Once I was old enough to claim my intellectual independence, I reacted like any teenager: I went the other way. Down with the dictatorship of time. Down with this liberticidal rule that made me lose hours of my life. From now on I will be late. Everywhere and all the time. From important appointments to school work prepared the day before for the next day, I underwent a rethinking of my operating system. Nothing and no one deserved me to be on time anymore. Let alone early. In my mind, by doing this, I was finally taking control of my own time, my own life and my own destiny. It was a way to make up for the hours I had wasted waiting, for nothing.
What I didn’t understand at the time was that by being late, I was missing the most critical appointments of all: those with myself. I developed a marginal system of functioning, on which I consolidated the idea that freedom came from rejecting all established norms. Later, I understood that freedom is strongly linked to constraint. While living on the edge of my delays, each day I sank a little deeper into the abyss of my own mediocrity.

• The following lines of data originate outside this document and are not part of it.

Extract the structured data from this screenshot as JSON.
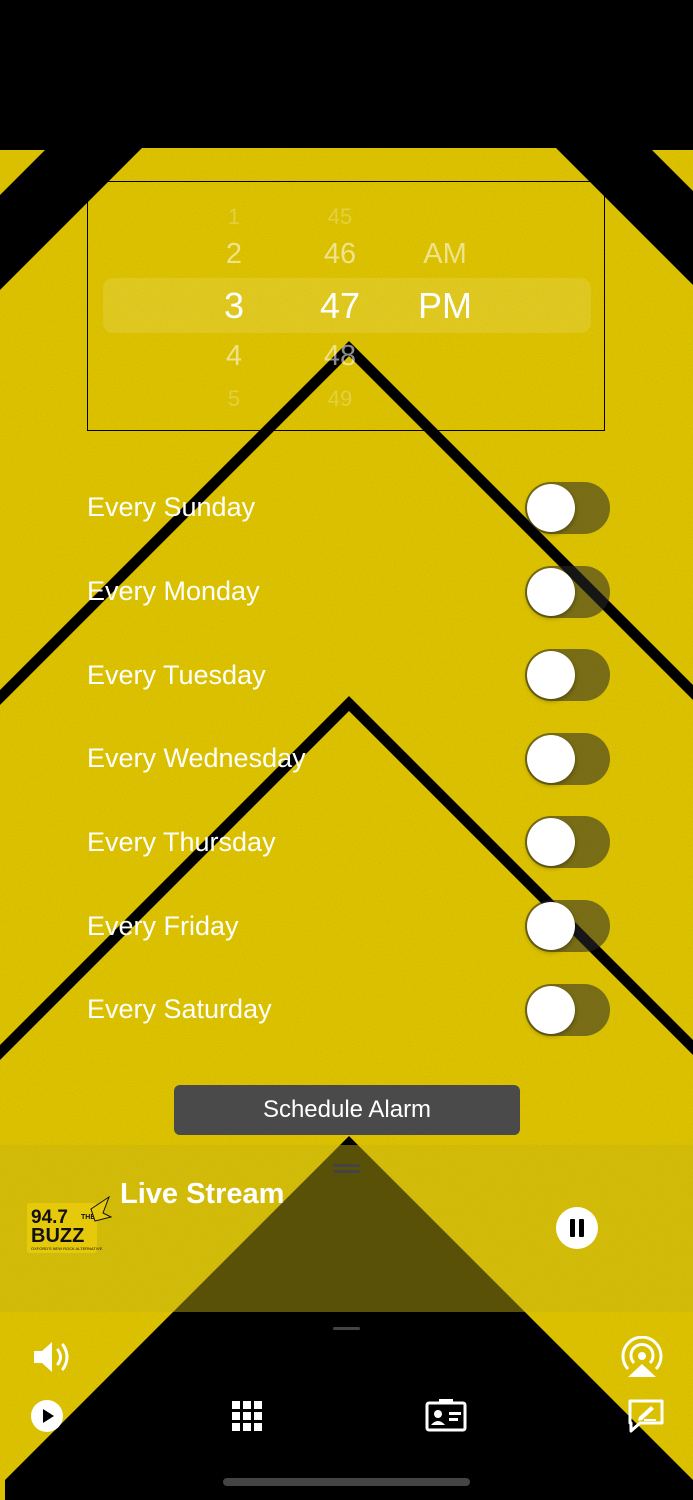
{
  "time_picker": {
    "hours": [
      "1",
      "2",
      "3",
      "4",
      "5"
    ],
    "minutes": [
      "45",
      "46",
      "47",
      "48",
      "49"
    ],
    "periods": [
      "AM",
      "PM"
    ],
    "selected": {
      "hour": "3",
      "minute": "47",
      "period": "PM"
    }
  },
  "days": [
    {
      "label": "Every Sunday",
      "enabled": false
    },
    {
      "label": "Every Monday",
      "enabled": false
    },
    {
      "label": "Every Tuesday",
      "enabled": false
    },
    {
      "label": "Every Wednesday",
      "enabled": false
    },
    {
      "label": "Every Thursday",
      "enabled": false
    },
    {
      "label": "Every Friday",
      "enabled": false
    },
    {
      "label": "Every Saturday",
      "enabled": false
    }
  ],
  "schedule_button": {
    "label": "Schedule Alarm"
  },
  "player": {
    "title": "Live Stream",
    "logo": {
      "line1": "94.7",
      "line2": "BUZZ",
      "badge": "THE",
      "tagline": "OXFORD'S NEW ROCK ALTERNATIVE"
    },
    "state_icon": "pause-icon"
  },
  "bottom_bar": {
    "icons": [
      "volume-icon",
      "airplay-icon",
      "play-icon",
      "grid-icon",
      "contact-card-icon",
      "message-icon"
    ]
  },
  "colors": {
    "stripe_yellow": "#E7C90C",
    "background": "#000000",
    "button": "#4A4A4A"
  }
}
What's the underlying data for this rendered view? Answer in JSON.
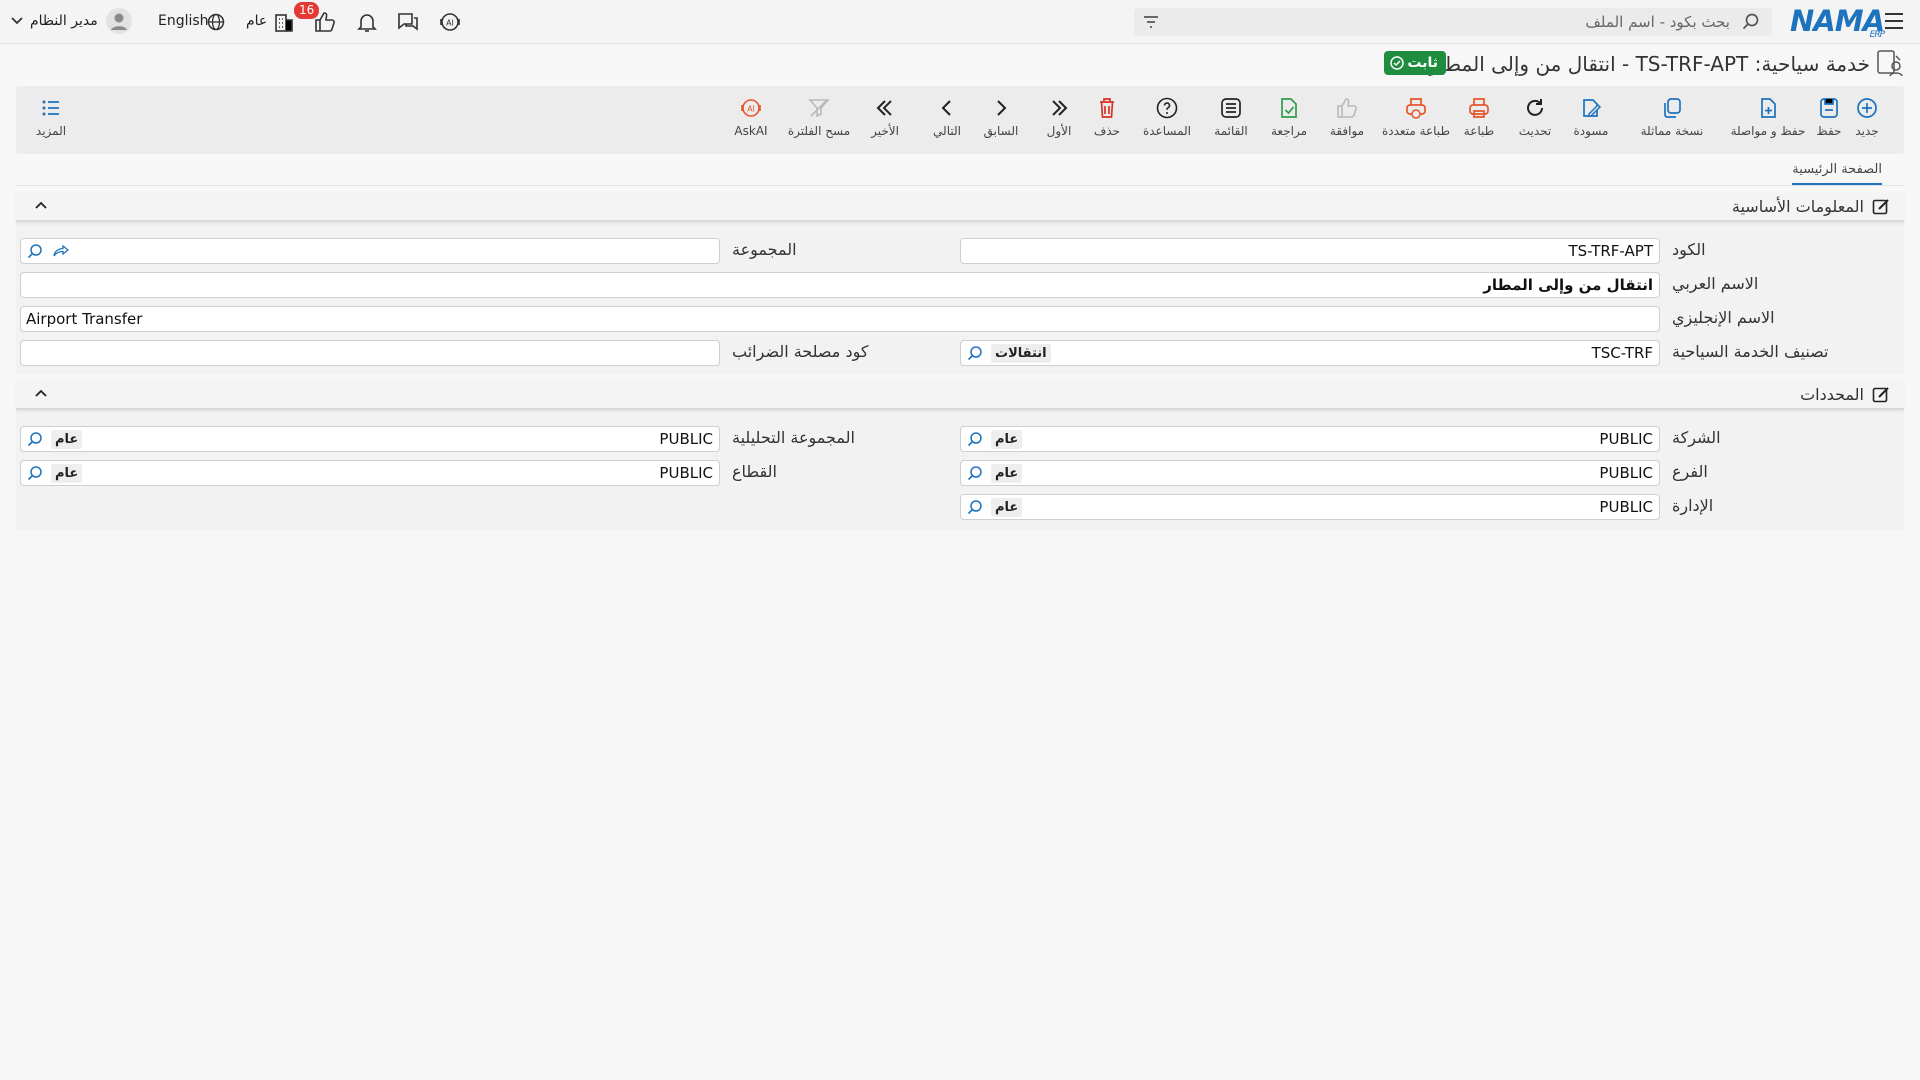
{
  "topbar": {
    "logo": "NAMA",
    "logo_sub": "ERP",
    "search_placeholder": "بحث بكود - اسم الملف",
    "user_name": "مدير النظام",
    "language": "English",
    "scope": "عام",
    "notification_count": "16"
  },
  "page": {
    "title": "خدمة سياحية: TS-TRF-APT - انتقال من وإلى المطار",
    "status": "ثابت"
  },
  "toolbar": {
    "new": "جديد",
    "save": "حفظ",
    "save_continue": "حفظ و مواصلة",
    "duplicate": "نسخة مماثلة",
    "draft": "مسودة",
    "refresh": "تحديث",
    "print": "طباعة",
    "multi_print": "طباعة متعددة",
    "approve": "موافقة",
    "review": "مراجعة",
    "list": "القائمة",
    "help": "المساعدة",
    "delete": "حذف",
    "first": "الأول",
    "previous": "السابق",
    "next": "التالي",
    "last": "الأخير",
    "clear_filter": "مسح الفلترة",
    "askai": "AskAI",
    "more": "المزيد"
  },
  "tabs": {
    "main": "الصفحة الرئيسية"
  },
  "basic": {
    "title": "المعلومات الأساسية",
    "code_label": "الكود",
    "code_value": "TS-TRF-APT",
    "group_label": "المجموعة",
    "group_value": "",
    "arabic_name_label": "الاسم العربي",
    "arabic_name_value": "انتقال من وإلى المطار",
    "english_name_label": "الاسم الإنجليزي",
    "english_name_value": "Airport Transfer",
    "classification_label": "تصنيف الخدمة السياحية",
    "classification_code": "TSC-TRF",
    "classification_name": "انتقالات",
    "tax_code_label": "كود مصلحة الضرائب",
    "tax_code_value": ""
  },
  "dimensions": {
    "title": "المحددات",
    "company_label": "الشركة",
    "company_code": "PUBLIC",
    "company_name": "عام",
    "analysis_group_label": "المجموعة التحليلية",
    "analysis_group_code": "PUBLIC",
    "analysis_group_name": "عام",
    "branch_label": "الفرع",
    "branch_code": "PUBLIC",
    "branch_name": "عام",
    "sector_label": "القطاع",
    "sector_code": "PUBLIC",
    "sector_name": "عام",
    "department_label": "الإدارة",
    "department_code": "PUBLIC",
    "department_name": "عام"
  },
  "colors": {
    "accent": "#1e73be",
    "status_green": "#1e8e3e",
    "badge_red": "#e53935",
    "print_orange": "#e8542b"
  }
}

Being on time means respecting your time. And especially the time of others. No negotiation is possible with these terrorists who take our time hostage. None at all. We must tell them so. They must be confronted with their inconsistencies and failures. They need to understand what they do to us and the impact it has, on our lives. We must no longer be afraid to say it loud and clear. We must reject their tasteless excuses. It is their turn to fear us. And certainly not the other way around.